At that evaluation, Dr. Altcheck extended Andrew’s return date for a second time by an additional three weeks. However, in what the Sixers believe is an optimistic sign, Dr. Altchek also indicated that Andrew could immediately resume low impact exercise. Low impact exercise for a period of two weeks is to be followed by three weeks of conditioning on an anti-gravity treadmill. The doctors and the team will be closely watching how Bynum’s knee responds during this five-week regimen. Upon successful completion, Bynum is expected to be able to resume normal basketball activity.
If the current prognosis holds unchanged, Bynum would be cleared to resume normal basketball activity by approximately December 10. In addition, the team estimates that Bynum in turn will need an additional 1-4 weeks thereafter for conditioning, training and practice before being able to resume game play with significant minutes.
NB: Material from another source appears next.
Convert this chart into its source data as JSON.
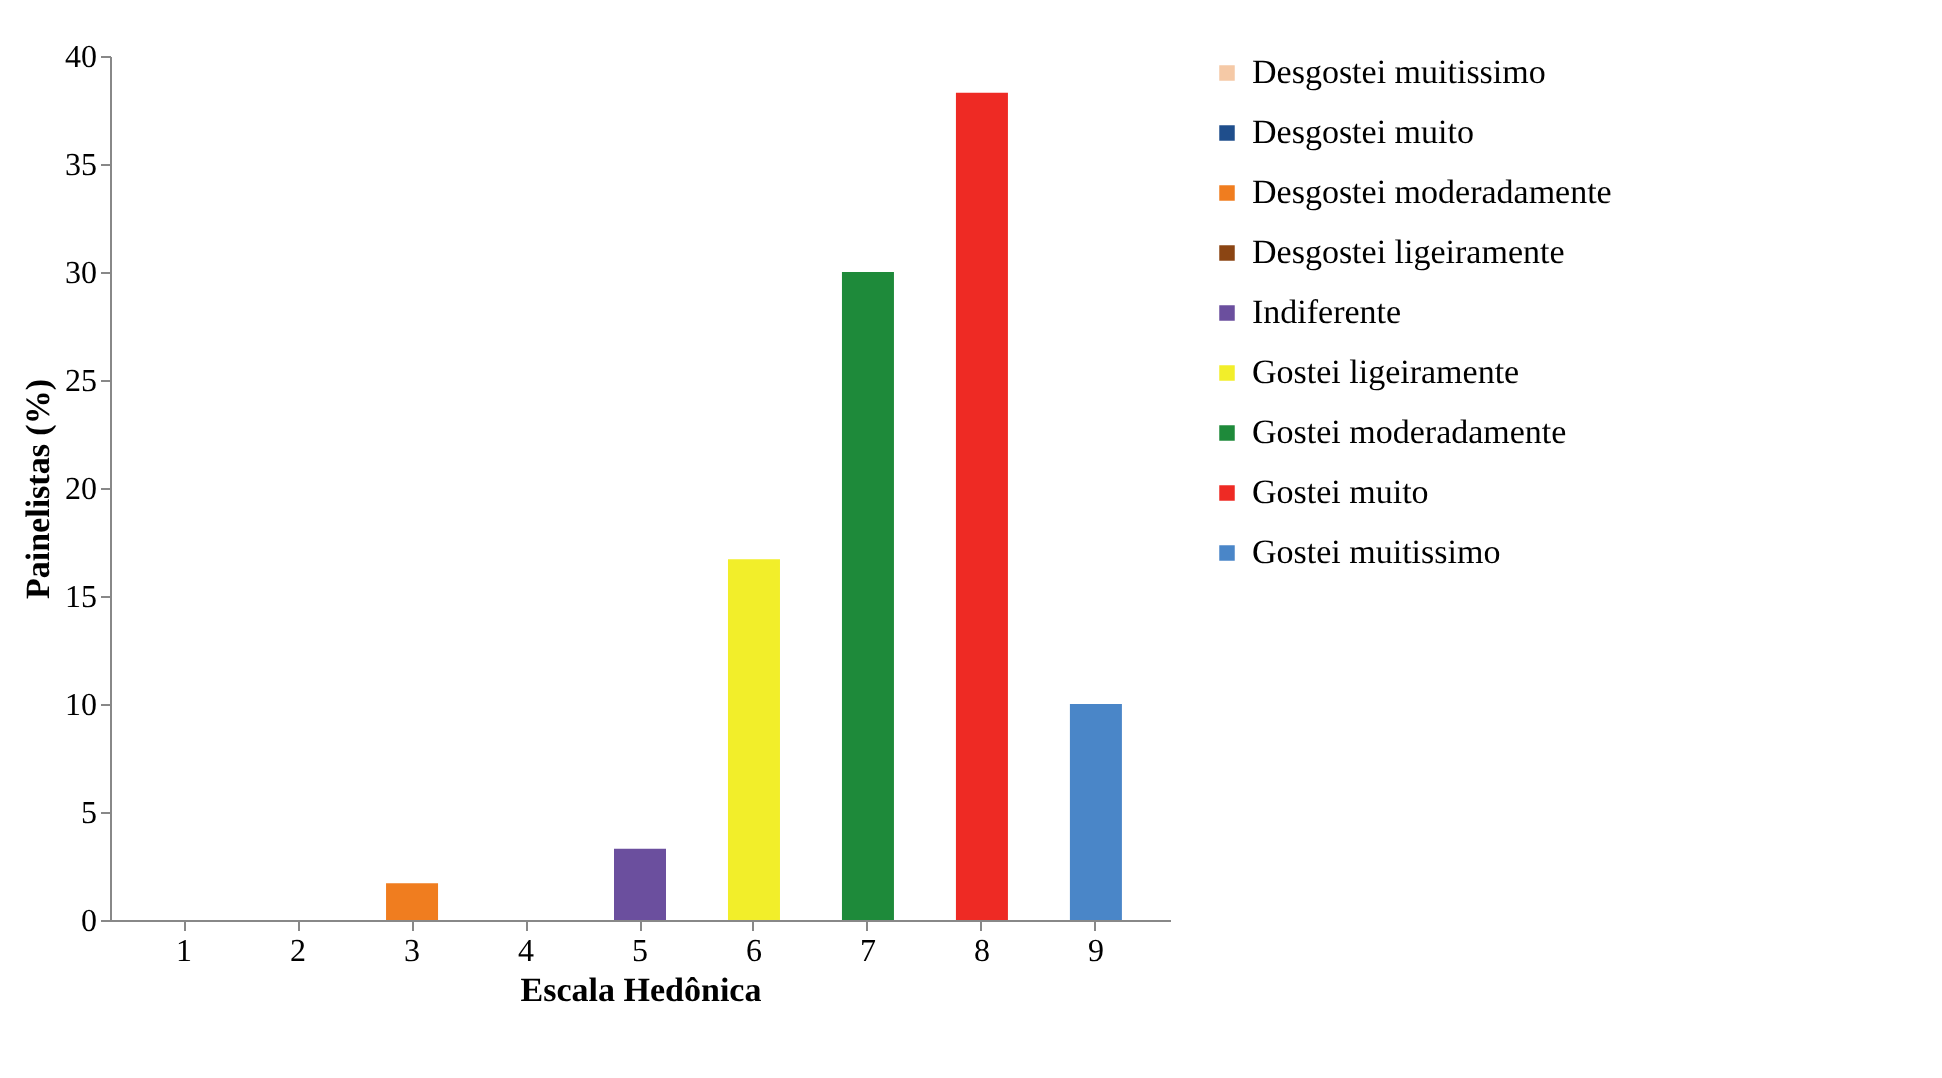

Tony DiLeo, the 76ers General Manager said, “We know that Sixers fans are eager to see Andrew Bynum play and shine in a 76ers uniform. We also know that no one is more eager to see Andrew play for the Sixers than Andrew himself. He fully realizes the key contribution he can make to the team. Hopefully, that day is coming soon.”
Math wasn’t my strongest subject in college, but if Bynum has another five weeks of “low-impact exercise and conditioning” followed by another “one to four weeks of conditioning, training and practice” before he can play significant minutes, then he’s an afterthought for the Sixers until January, provided there aren’t any other setbacks during these next nine weeks.
The Sixers (4-2) have managed to survive without Bynum so far, a task that will no doubt get more difficult the deeper as the season goes on. But this is the risk they took when they decided to go after a big man with a checkered health history.